Salvador Dali - Impressionism In Marketing

One of the great things about being an ex-pat is being able to be a tourist in your own country.

It’s something I didn’t do as a national in my homeland in England. Don’t get me wrong, I did some things but then, for example, I never went to Bristol Zoo in the seven years I lived around the corner.

Here. Different story. Lots of trips. Lots of sites. Lots of t-shirts from various places that I’m not likely to go back to any time soon.

One recent trip stood out and that was a visit to the Salvador Dali museum in Tampa.

The man himself was more than interesting. His work, fascinating. (Any artist that can get thousands upon thousands of people to go ‘ooo’ and ‘ahhh’ every day deserves their work to be called fascinating, at the very least.)

Seriously, the “paranoiac-critical method” made me see things that I didn’t know existed, let alone were embedded in his paintings.

Anyhow, me being me started to draw parallels between the man and his work to small business marketing.

(You MUST have seen that coming!)

Here are 3 marketing takeaways from a trip to the Salvador Dali museum in Tampa.

Bold Self-Expression can define you and your work

Part of the allure to Dali is the man himself. From top to bottom inside and out. (You’ve seen his mustache, right? He could have cut glass with it!).

I recently held a workshop and touched on the subject of self-expression and was asked to elaborate on the concept.

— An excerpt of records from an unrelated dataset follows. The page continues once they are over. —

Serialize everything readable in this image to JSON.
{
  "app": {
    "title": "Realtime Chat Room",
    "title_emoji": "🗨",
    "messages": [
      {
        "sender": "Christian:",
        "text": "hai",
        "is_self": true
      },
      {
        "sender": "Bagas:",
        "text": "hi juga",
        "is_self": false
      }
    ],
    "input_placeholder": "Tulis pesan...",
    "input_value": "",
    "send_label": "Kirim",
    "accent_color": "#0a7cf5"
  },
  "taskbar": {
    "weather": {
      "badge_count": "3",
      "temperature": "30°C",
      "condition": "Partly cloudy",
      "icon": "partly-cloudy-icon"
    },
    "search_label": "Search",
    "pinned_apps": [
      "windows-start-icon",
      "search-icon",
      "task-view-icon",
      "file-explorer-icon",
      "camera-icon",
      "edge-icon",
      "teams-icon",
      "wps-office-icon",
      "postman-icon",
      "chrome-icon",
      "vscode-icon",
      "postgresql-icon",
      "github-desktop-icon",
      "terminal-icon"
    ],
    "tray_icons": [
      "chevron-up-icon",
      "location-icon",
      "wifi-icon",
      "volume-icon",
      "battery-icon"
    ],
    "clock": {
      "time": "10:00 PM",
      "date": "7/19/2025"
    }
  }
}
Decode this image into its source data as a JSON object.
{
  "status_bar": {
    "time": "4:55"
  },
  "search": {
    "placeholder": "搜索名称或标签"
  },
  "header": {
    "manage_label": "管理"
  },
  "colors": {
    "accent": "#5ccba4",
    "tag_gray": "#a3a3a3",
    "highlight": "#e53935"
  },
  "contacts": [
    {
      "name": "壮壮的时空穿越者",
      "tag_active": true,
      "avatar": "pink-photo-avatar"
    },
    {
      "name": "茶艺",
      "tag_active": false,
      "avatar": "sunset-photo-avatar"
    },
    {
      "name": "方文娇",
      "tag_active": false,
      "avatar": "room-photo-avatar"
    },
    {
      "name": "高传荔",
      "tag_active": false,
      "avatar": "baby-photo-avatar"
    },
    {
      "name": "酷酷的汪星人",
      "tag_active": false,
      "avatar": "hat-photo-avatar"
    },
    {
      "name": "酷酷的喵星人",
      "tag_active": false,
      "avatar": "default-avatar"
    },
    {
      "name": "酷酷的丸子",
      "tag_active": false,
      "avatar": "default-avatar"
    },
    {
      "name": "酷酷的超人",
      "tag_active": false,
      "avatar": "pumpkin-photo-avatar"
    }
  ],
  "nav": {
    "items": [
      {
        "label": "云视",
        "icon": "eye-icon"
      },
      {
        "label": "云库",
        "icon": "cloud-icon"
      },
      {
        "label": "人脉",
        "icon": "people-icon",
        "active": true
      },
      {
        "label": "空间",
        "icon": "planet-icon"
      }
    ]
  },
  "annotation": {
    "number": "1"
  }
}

I wish I had already been to the Dali museum to offer examples.

It’s SO important for the small business owner in today’s world to not feel like they have to conform to some pre-defined notion for self-presentation.

Dali was bold in his speech. Being himself and earning the adoration of fans for doing that. I’m not saying that you need to come up with a quote like “Don’t do drugs, I am drugs”. However, be yourself.

Marketing is everything you do

Jay Conrad Levinson said that marketing is every form of interaction that you have with the outside world.

I agree (for what it’s worth!).

As much as self-expression increases likability with those that you are meant to serve, creating the personal and company brand around your personal and team values is highly beneficial.

I get the impression Dali saw himself as a character. What we saw was probably very different to the real Dali and that is OK. What is important is that he new to be consistent (consistently _____ ). Consistent in his brand.

When you are in any situation that there is a possibility work may be discussed, you are marketing yourself and your business.

Create a clear and simple message

Don’t get me wrong. I LOVED squinting at Dali’s work to try and see the hidden optical illusion that he teased us with.

However, this can be a dangerous approach with any client/prospect facing materials.

In this world of oversupply we know the importance of capturing the readers attention with relevant copy. Prospects don’t want to be searching for the benefits, they want a clear indication. Segment your marketing to specific audience so that you can apply specific, relevant, messages to them.

Dali was happy for people to see whatever they wanted to see in his work. Apply the same logic to your sales and marketing and you’ll not have any positive responses from your outreach.


All in all, there are many many marketing ‘lessons’ that can be drawn (no pun) from art and the artists.

Dali was exceptional. Partially because he empowered himself to be so.

In this sense, there is no difference between you and Dali.